Deep deterministic policy gradient (DDPG) is an actor-critic method. As the name suggests, the action is deterministic given the observation. DDPG composes of actor and critic networks. Given an observation, an actor network outputs an appropriate action. And given an action and an observation, a critic network outputs a prediction of the expected return (Q-value).
A replay buffer will store the (obs, action, reward, obs_next) tuples for each step the agent interacts with the environment. After the buffer is full, a batch of tuples can be extracted for training. Meanwhile, the new experience can be stored again in another buffer. Once the latter buffer is full, it can be swapped with the training buffer.
A batch sampled from the replay buffer will be used to train the critic networks and then the actor networks. Then, another batch will be sampled and trained both networks again. As you will see, there are actually two critic and two actor networks in DDPG. The two networks in each type are almost identical but just one is a delayed or an average version of the other.
Training Actor Networks
We will fix the critic networks when we train the actor networks. Given a tuple (obs, action, reward, obs_next), we will only use the obs variable and plugged that into our actor network.

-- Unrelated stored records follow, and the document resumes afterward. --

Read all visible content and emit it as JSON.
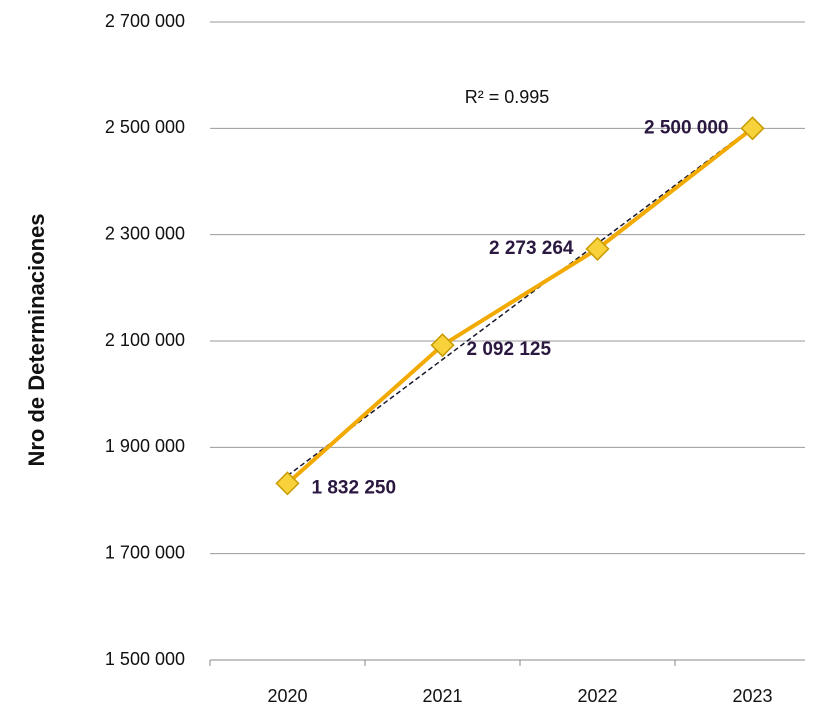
{
  "chart_data": {
    "type": "line",
    "y_axis_label": "Nro de Determinaciones",
    "annotation": "R² = 0.995",
    "categories": [
      "2020",
      "2021",
      "2022",
      "2023"
    ],
    "series": [
      {
        "name": "Nro de Determinaciones",
        "color": "#f2a900",
        "values": [
          1832250,
          2092125,
          2273264,
          2500000
        ],
        "value_labels": [
          "1 832 250",
          "2 092 125",
          "2 273 264",
          "2 500 000"
        ]
      }
    ],
    "trendline": {
      "style": "dashed",
      "color": "#1a1a2e"
    },
    "ylim": [
      1500000,
      2700000
    ],
    "yticks": [
      {
        "value": 1500000,
        "label": "1 500 000"
      },
      {
        "value": 1700000,
        "label": "1 700 000"
      },
      {
        "value": 1900000,
        "label": "1 900 000"
      },
      {
        "value": 2100000,
        "label": "2 100 000"
      },
      {
        "value": 2300000,
        "label": "2 300 000"
      },
      {
        "value": 2500000,
        "label": "2 500 000"
      },
      {
        "value": 2700000,
        "label": "2 700 000"
      }
    ],
    "grid": true
  }
}
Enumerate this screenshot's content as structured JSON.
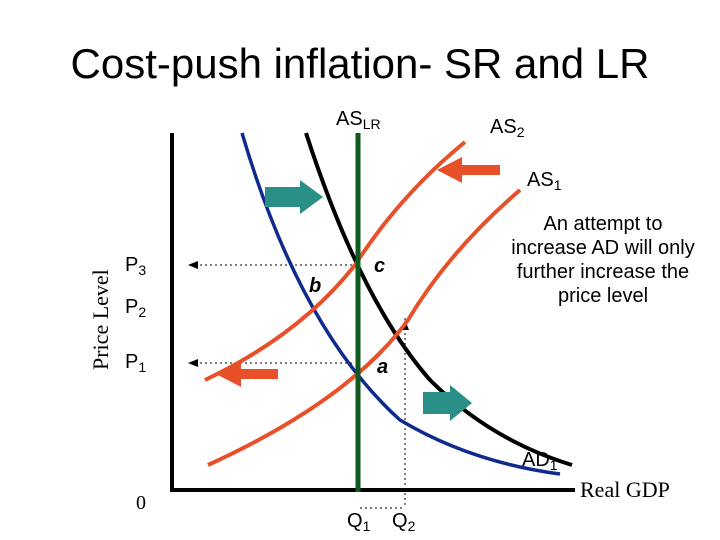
{
  "title": "Cost-push inflation- SR and LR",
  "axes": {
    "y_label": "Price Level",
    "x_label": "Real GDP",
    "origin": "0"
  },
  "curves": {
    "as_lr": {
      "base": "AS",
      "sub": "LR",
      "color": "#0f5a1e"
    },
    "as_2": {
      "base": "AS",
      "sub": "2",
      "color": "#e8502a"
    },
    "as_1": {
      "base": "AS",
      "sub": "1",
      "color": "#e8502a"
    },
    "ad_1": {
      "base": "AD",
      "sub": "1",
      "color": "#0d2a8c"
    },
    "ad_2": {
      "color": "#000000"
    }
  },
  "price_levels": [
    {
      "base": "P",
      "sub": "3"
    },
    {
      "base": "P",
      "sub": "2"
    },
    {
      "base": "P",
      "sub": "1"
    }
  ],
  "quantities": [
    {
      "base": "Q",
      "sub": "1"
    },
    {
      "base": "Q",
      "sub": "2"
    }
  ],
  "points": {
    "a": "a",
    "b": "b",
    "c": "c"
  },
  "annotation": "An attempt to increase AD will only further increase the price level",
  "arrow_colors": {
    "supply_shift": "#e8502a",
    "demand_shift": "#2a8f86"
  }
}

The current actor network will create action_est and we can input both action_est and obs into the critic network to get an Q-value estimate. Assuming that the critic network is well-trained, the objective here is simply to maximize this estimated Q-value.
Training Critic Networks
Given a tuple (obs, action, reward, obs_next) and fixed actor networks, we have multiple ways to estimate an Q-value. For example, we can have
Q_est = critic_est (obs, action)
Q_tar = reward + discount critic_est (obs_next, act_est (obs_next))

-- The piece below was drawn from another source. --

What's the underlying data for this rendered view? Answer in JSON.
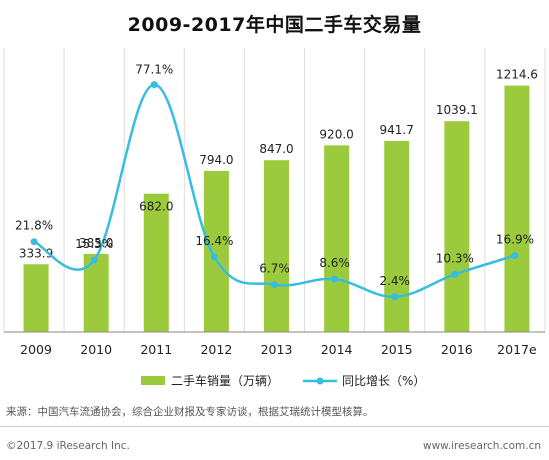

The critic_est and act_est are critic and actor networks, respectively. So to train the network, we may try to minimize the square difference of Q_est and Q_tar.

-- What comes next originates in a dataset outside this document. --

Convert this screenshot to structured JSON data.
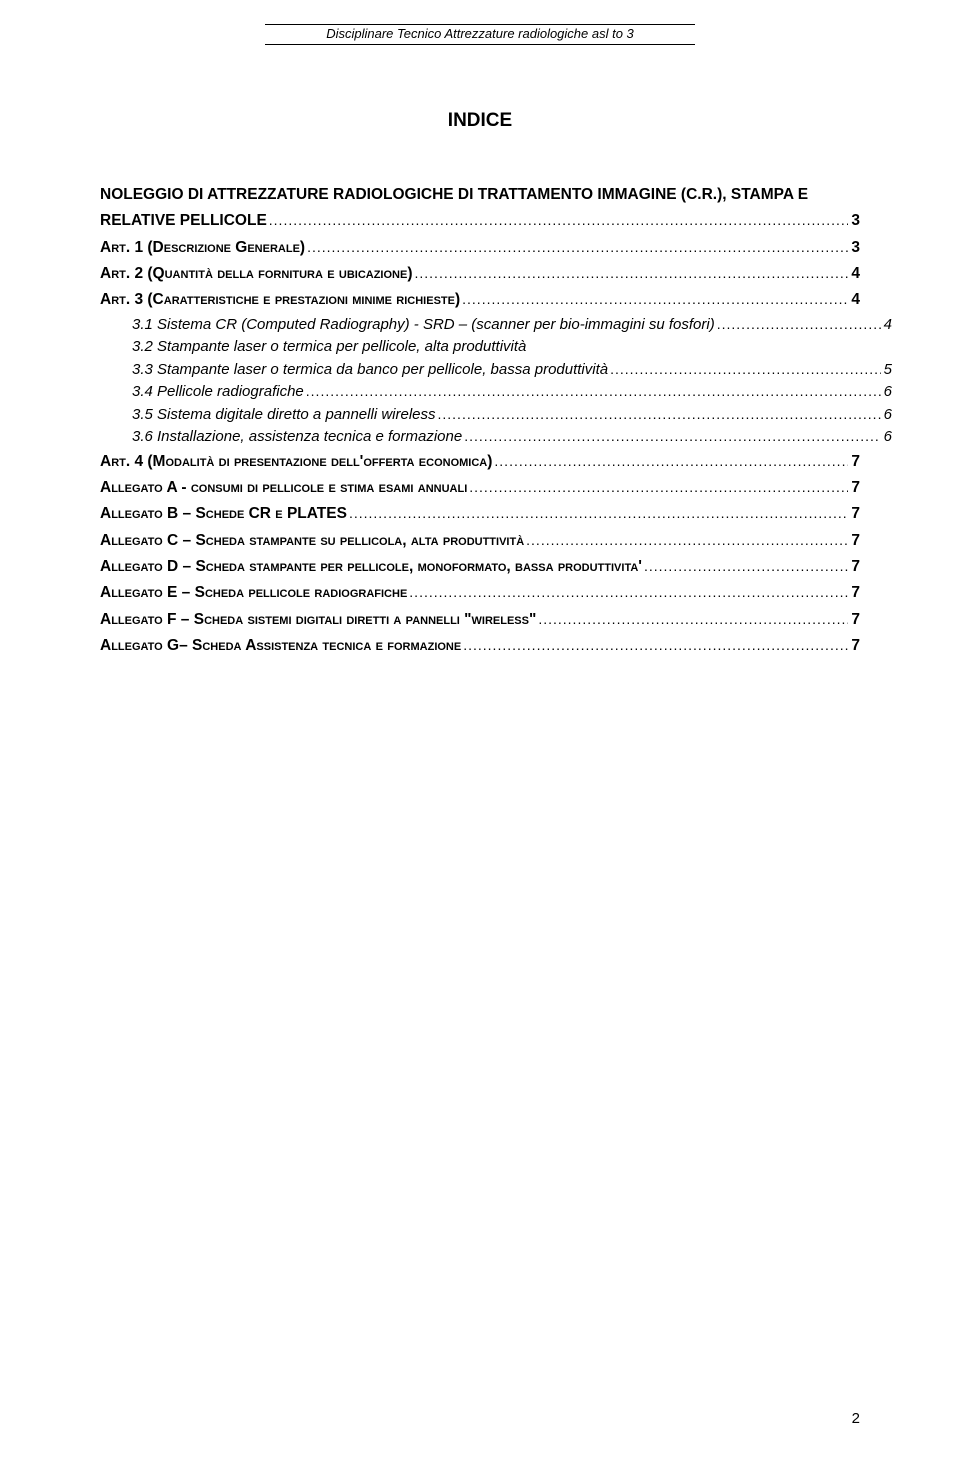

As both Q_est and Q_tar depend on critic_est network, the naive implementation in training the critic networks tends to have poor convergence. To mitigate this problem, we can introduce a separate critic_est network. We will call this target critic network and denote it as critic_target. In practice, critic_target will simply be a delayed copy or an exponential average of critic_est. It seems that a target actor network, act_target, is introduced in the same manner. But I am not sure if it is really necessary.
TD3 stands for Twin Delayed DDPG. It is essentially DDPG but added with two additional tricks as follows.
Delayed Policy Update
The authors found that it is more important to have an accurate critic network than an actor network (similar to GAN that an accurate discriminator is important). Consequently, the authors suggest “delaying” the policy update. In practice, say train two batches of critic network before training a batch of actor network.
Clipped Double Q-Learning
Double Q-Learning was introduced to address the overestimation of Q-value. The authors argue that there is an overestimate of Q in DDPG as well. And they state that even double Q-learning is not sufficient to suppress the overestimation. Instead, they introduced a “clipped double Q-Learning”, where they use two critic networks rather than one to generate a current Q-estimate. And they aggregate the two estimates as the minimum of the two.